22. Paradise Lost - Paradise Lost
Bardzo dobra płyta (chyba jest trochę zbyt nisko), Holmes i spółka znów mnie nie zawiedli. Szkoda mi tylko, że nie mogłem być na ich zeszłorocznym koncercie w naszym kraju, tam pewnie utwory z najnowszego zabrzmiały jeszcze lepiej.
23. Porcupine Tree - Deadwing
Miejsce ostatnie wśród wyróżnionych, tak na złość... Patrząc przez pryzmat poprzednich albumów jest dosyć średnio, wracam do tego albumu rzadziej, ale mimo wszystko jest to Porcupine Tree i mamy tutaj kilka utworów naprawdę wartych przesłuchania (i naprawdę nie wszystko brzmi jak słaby singlowy "Lazarus").

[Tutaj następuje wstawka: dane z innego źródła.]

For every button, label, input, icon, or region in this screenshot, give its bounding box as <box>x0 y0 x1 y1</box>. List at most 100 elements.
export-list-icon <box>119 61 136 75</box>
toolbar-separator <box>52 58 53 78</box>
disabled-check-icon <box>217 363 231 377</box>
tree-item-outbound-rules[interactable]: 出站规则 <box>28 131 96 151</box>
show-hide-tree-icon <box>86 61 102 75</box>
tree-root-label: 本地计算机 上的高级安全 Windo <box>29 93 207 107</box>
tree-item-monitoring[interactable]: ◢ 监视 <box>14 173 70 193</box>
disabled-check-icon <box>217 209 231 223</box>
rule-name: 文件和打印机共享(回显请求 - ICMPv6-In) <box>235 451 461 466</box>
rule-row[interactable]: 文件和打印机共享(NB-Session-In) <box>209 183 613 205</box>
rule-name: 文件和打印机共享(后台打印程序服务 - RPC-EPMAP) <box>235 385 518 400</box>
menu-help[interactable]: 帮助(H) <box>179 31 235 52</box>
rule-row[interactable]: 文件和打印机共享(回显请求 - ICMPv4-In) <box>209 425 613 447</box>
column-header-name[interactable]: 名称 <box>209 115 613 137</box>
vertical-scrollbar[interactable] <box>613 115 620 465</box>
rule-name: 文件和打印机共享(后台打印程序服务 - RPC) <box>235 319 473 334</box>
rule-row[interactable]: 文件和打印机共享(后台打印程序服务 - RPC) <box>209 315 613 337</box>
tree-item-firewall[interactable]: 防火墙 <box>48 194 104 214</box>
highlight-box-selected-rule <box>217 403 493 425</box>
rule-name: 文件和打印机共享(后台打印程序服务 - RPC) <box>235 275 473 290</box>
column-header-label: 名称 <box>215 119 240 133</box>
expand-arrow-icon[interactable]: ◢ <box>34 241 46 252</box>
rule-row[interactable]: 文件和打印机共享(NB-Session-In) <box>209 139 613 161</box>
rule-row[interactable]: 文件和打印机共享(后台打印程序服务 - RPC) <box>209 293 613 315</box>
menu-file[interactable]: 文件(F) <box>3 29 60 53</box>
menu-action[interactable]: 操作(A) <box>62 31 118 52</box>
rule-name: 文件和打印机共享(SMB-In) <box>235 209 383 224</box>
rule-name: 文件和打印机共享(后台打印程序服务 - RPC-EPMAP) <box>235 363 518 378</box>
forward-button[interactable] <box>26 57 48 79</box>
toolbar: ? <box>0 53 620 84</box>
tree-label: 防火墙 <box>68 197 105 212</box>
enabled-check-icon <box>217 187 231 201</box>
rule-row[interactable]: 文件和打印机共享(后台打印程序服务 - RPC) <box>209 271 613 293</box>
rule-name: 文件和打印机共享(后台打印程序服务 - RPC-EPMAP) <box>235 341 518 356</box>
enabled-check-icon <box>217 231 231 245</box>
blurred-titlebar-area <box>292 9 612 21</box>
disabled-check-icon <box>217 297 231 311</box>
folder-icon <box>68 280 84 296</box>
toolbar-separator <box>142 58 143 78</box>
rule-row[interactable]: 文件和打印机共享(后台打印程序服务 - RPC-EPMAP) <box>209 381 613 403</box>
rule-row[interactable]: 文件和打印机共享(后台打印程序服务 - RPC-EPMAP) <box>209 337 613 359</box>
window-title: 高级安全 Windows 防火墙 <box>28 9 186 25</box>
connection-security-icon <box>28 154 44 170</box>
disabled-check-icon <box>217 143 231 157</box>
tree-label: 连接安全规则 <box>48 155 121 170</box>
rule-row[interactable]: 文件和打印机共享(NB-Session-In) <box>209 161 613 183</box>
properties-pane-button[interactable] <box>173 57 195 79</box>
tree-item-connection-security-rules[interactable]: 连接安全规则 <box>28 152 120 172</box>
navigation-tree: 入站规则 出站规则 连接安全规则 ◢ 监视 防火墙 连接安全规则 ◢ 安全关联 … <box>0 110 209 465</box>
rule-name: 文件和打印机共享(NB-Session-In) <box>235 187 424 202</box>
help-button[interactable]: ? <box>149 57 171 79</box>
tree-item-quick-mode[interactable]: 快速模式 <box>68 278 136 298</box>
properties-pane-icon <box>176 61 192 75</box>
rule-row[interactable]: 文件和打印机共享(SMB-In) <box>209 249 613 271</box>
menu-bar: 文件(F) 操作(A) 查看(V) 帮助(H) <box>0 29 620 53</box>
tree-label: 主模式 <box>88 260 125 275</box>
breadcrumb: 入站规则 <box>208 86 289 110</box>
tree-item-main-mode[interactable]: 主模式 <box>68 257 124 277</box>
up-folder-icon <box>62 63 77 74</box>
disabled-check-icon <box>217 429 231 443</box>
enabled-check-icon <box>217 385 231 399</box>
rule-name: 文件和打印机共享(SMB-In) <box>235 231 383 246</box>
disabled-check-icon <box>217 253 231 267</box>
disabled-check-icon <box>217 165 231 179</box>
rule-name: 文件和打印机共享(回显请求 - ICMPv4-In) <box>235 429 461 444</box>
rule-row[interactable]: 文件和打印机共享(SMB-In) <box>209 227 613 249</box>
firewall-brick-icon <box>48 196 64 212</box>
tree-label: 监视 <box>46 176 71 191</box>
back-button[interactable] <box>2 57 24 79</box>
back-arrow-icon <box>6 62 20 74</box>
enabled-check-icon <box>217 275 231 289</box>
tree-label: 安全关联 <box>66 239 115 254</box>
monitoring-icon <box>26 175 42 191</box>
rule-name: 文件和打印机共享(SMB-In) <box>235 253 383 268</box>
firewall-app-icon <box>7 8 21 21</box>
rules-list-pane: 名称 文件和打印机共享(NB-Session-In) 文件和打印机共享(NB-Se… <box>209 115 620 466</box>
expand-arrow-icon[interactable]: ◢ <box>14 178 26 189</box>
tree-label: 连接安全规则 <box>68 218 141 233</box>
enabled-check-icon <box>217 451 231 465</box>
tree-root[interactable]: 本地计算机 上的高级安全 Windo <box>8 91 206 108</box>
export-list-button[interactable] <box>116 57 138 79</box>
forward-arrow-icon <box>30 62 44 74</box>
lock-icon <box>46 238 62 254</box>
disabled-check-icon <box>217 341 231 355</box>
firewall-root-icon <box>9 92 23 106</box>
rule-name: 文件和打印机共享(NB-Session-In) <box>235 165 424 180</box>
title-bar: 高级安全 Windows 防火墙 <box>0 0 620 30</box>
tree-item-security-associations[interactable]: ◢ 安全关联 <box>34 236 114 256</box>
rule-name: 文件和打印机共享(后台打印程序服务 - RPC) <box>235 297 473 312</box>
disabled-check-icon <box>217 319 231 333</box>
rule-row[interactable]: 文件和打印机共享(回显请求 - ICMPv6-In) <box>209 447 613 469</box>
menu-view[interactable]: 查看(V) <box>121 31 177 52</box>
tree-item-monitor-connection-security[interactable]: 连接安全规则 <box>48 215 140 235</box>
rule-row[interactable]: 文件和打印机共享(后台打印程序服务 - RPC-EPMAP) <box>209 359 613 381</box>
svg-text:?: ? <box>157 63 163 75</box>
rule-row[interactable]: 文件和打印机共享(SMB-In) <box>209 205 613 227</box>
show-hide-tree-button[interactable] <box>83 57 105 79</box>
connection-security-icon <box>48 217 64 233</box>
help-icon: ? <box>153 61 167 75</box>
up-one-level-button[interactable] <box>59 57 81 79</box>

Niestety mało kto słucha tutaj takiej muzyki ; ), pewnie większość wymienionych powyżej płyt dla mało kogo tutaj byłoby czymś ciekawym.
W każdym razie, zapewne wysoko byłby również Sufjan Stevens i "Illinois", ale na liście się nie znalazł, ponieważ nie znam jeszcze całej płyty. Muszę też zaznaczyć, że ciągle nie słyszałem "X&Y" Colpdlay'a.
-
franek - 01-04-2006
Piekna lista, Kamael, pozamiatales.
Cytat:Niestety mało kto słucha tutaj takiej muzyki ; ), pewnie większość wymienionych powyżej płyt dla mało kogo tutaj byłoby czymś ciekawym.
Ha, wszystko z nazw kojarze (glownie dlatego, ze sporo sie o tym mowilo), pomimo, ze raczej z biezacymi rzeczami jestem na bakier, sporo w/w plyt slyszalem, jednak nie jestem specjalnym entuzjasta ani brytyjskiej rewolucji ani klimatow dance-punkowych. A z miejscami 1,4,10,14 bezsprzecznie sie zgadzam.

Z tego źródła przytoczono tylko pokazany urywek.